C'est le moment où Camille Desmoulins « propose au peuple la colère. (…) On prépare une Saint Barthélémy des patriotes ». S'en suivent 24 heures de progression du peuple de Paris jusqu'à la prison de la Bastille, avec quelques arrêts dus aux essais de résistance de forces royales. Éric Vuillard narre tous ces évènements avec force détails aussi précis que réalistes, avec des femmes et des hommes qui ont un nom, un visage, quelques traits d'histoire personnelle. Tous sont le Peuple qui crie sa misère et se met en colère. Il les fait revivre, constituant cette « foule prodigieuse, sorte de totalité.». Foule qui avance, qui s'indigne, qui s'effraie, qui avance encore car la colère est plus forte que la peur. Foule qui aperçoit la forteresse de la Bastille se dresser : « Huit tours, Qu'un mur relie. Trois mètres d'épaisseur. le mutisme. La surdité. Peu d'ouverture. Aveugle. La citadelle. Très haute. (…) Elle sidère. »

« Il faut écrire ce qu'on ignore. Au total, le 14 juillet, on ignore ce qui se produisit. Les récits que nous en avons sont empesés et lacunaires. C'est depuis la foule sans nom qu'il faut l'envisager. » A partir de ce point de vue, toutes les étapes de cette journée sont racontées dans les détails vécus des individus qui constituent cette foule. En énumérant des noms, en distinguant quelques silhouettes, en sortant de l'anonymat quelques héros oubliés de l'Histoire de France officielle, Vuillard réinvente plus près du peuple cette page historique en contrepoint du récit de Michelet qui parvient à faire de la députation de Thuriot de la Rosière, membre du Comité permanent de l'Hôtel de ville, à la tête d'une délégation chargée de demander la reddition de la vieille forteresse, le moment le plus éclatant de la journée. «Par un de ces grands envoûtements d'écritures, Michelet sépare le peuple, l'immense masse noire qui avance depuis le Faubourg Saint-Antoine de son représentant, qui devient le principal protagoniste de l'Histoire. »

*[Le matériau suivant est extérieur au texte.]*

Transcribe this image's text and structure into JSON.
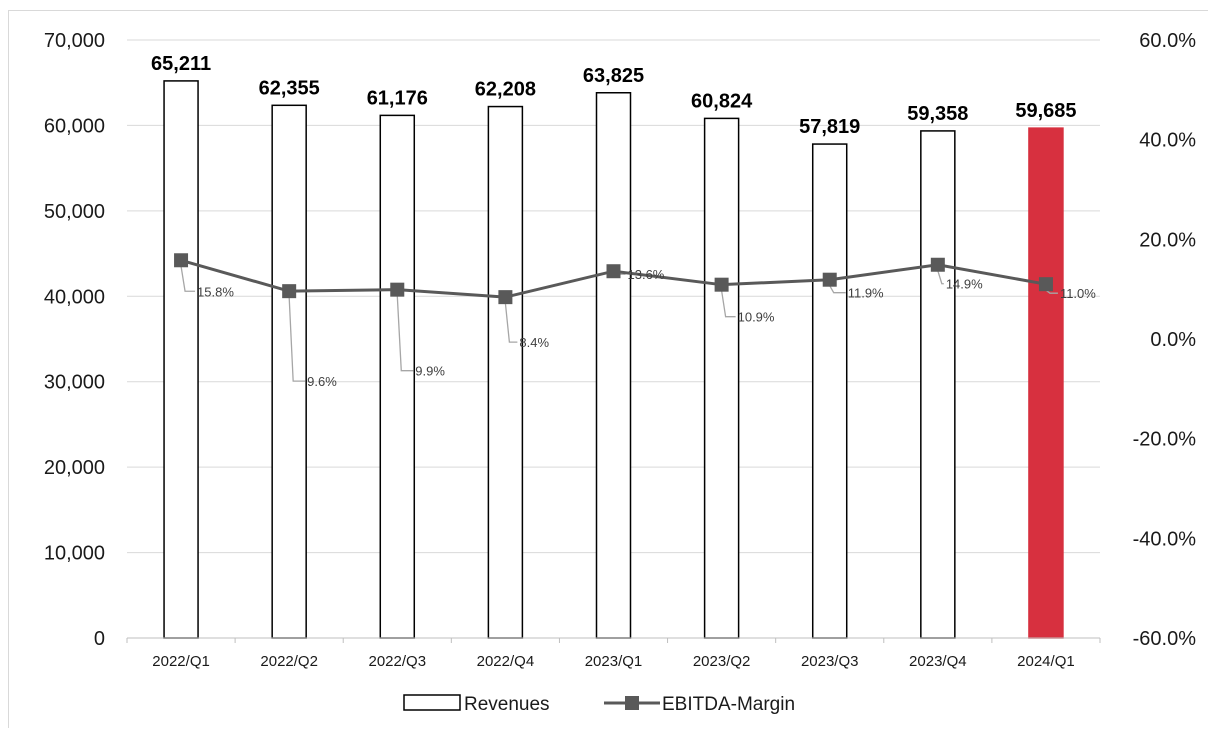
{
  "chart_data": {
    "type": "bar+line",
    "categories": [
      "2022/Q1",
      "2022/Q2",
      "2022/Q3",
      "2022/Q4",
      "2023/Q1",
      "2023/Q2",
      "2023/Q3",
      "2023/Q4",
      "2024/Q1"
    ],
    "series": [
      {
        "name": "Revenues",
        "type": "bar",
        "axis": "left",
        "values": [
          65211,
          62355,
          61176,
          62208,
          63825,
          60824,
          57819,
          59358,
          59685
        ],
        "value_labels": [
          "65,211",
          "62,355",
          "61,176",
          "62,208",
          "63,825",
          "60,824",
          "57,819",
          "59,358",
          "59,685"
        ],
        "fill": "#ffffff",
        "highlight_index": 8,
        "highlight_fill": "#d7303f"
      },
      {
        "name": "EBITDA-Margin",
        "type": "line",
        "axis": "right",
        "values": [
          15.8,
          9.6,
          9.9,
          8.4,
          13.6,
          10.9,
          11.9,
          14.9,
          11.0
        ],
        "value_labels": [
          "15.8%",
          "9.6%",
          "9.9%",
          "8.4%",
          "13.6%",
          "10.9%",
          "11.9%",
          "14.9%",
          "11.0%"
        ],
        "color": "#595959"
      }
    ],
    "y_left": {
      "min": 0,
      "max": 70000,
      "ticks": [
        "0",
        "10,000",
        "20,000",
        "30,000",
        "40,000",
        "50,000",
        "60,000",
        "70,000"
      ]
    },
    "y_right": {
      "min": -60,
      "max": 60,
      "ticks": [
        "-60.0%",
        "-40.0%",
        "-20.0%",
        "0.0%",
        "20.0%",
        "40.0%",
        "60.0%"
      ]
    },
    "grid": true,
    "legend": {
      "position": "bottom",
      "entries": [
        "Revenues",
        "EBITDA-Margin"
      ]
    }
  }
}
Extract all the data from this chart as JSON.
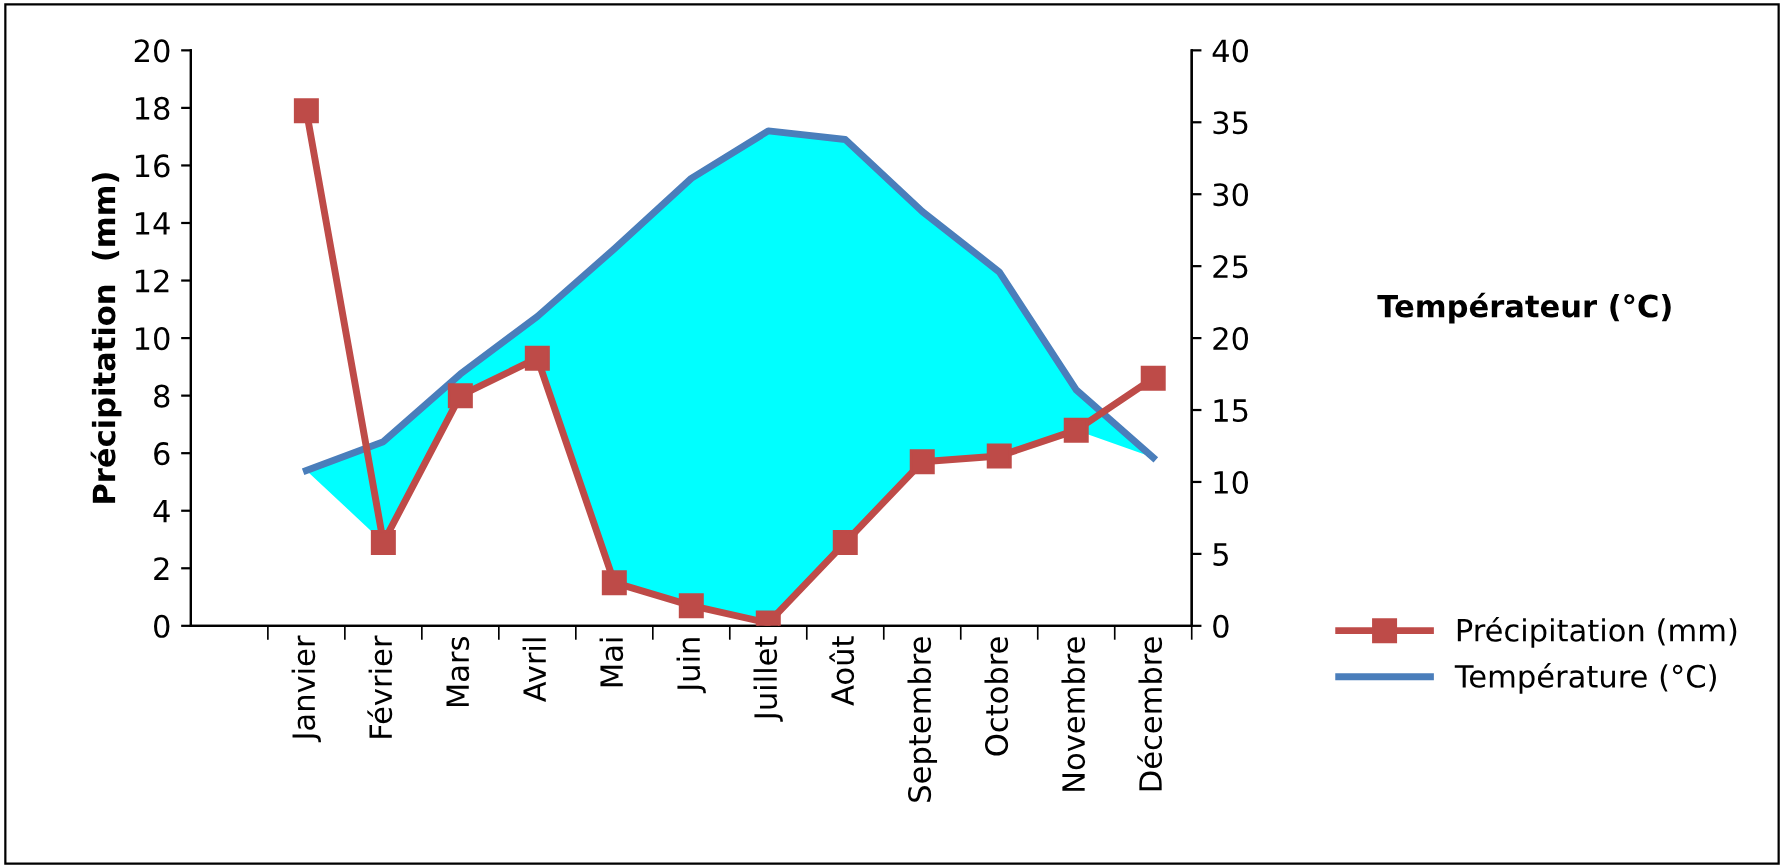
{
  "chart_data": {
    "type": "line",
    "categories": [
      "Janvier",
      "Février",
      "Mars",
      "Avril",
      "Mai",
      "Juin",
      "Juillet",
      "Août",
      "Septembre",
      "Octobre",
      "Novembre",
      "Décembre"
    ],
    "ylabel": "Précipitation  (mm)",
    "y2label": "Températeur (°C)",
    "ylim": [
      0,
      20
    ],
    "yticks": [
      0,
      2,
      4,
      6,
      8,
      10,
      12,
      14,
      16,
      18,
      20
    ],
    "y2lim": [
      0,
      40
    ],
    "y2ticks": [
      0,
      5,
      10,
      15,
      20,
      25,
      30,
      35,
      40
    ],
    "grid": false,
    "legend": "right",
    "series": [
      {
        "name": "Précipitation (mm)",
        "color": "#be4b48",
        "marker": "square",
        "values": [
          17.9,
          2.9,
          8.0,
          9.3,
          1.5,
          0.7,
          0.1,
          2.9,
          5.7,
          5.9,
          6.8,
          8.6
        ]
      },
      {
        "name": "Température (°C)",
        "color": "#4a7ebb",
        "axis": "y2",
        "marker": "none",
        "values": [
          10.8,
          12.8,
          17.5,
          21.5,
          26.2,
          31.1,
          34.4,
          33.8,
          28.8,
          24.6,
          16.4,
          11.7
        ],
        "lower": [
          10.8,
          5.8,
          16.0,
          18.6,
          3.0,
          1.4,
          0.2,
          5.8,
          11.4,
          11.8,
          13.6,
          11.7
        ],
        "upper": [
          10.8,
          12.8,
          17.5,
          21.5,
          26.2,
          31.1,
          34.4,
          33.8,
          28.8,
          24.6,
          16.4,
          11.7
        ]
      }
    ]
  }
}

Vuillard rend le 14 juillet à celui qui l'a fait, le peuple de Paris. Ce peuple qui, à la fin de la journée, « dansait, chantait, riait. Les témoignages du jour parlent d'une ambiance folle, exubérante, jamais vue. La joie. Cela n'arrive pas tous les jours ». Ce peuple qui « balança en l'air les archives de l'ordre, registres d'écrou, requêtes demeurées sans réponse, livres de comptes, que l'on vit planer, voleter, se poser sur les toits, dans la boue, sous les arbres, dans les fossés crasseux de la forteresse ».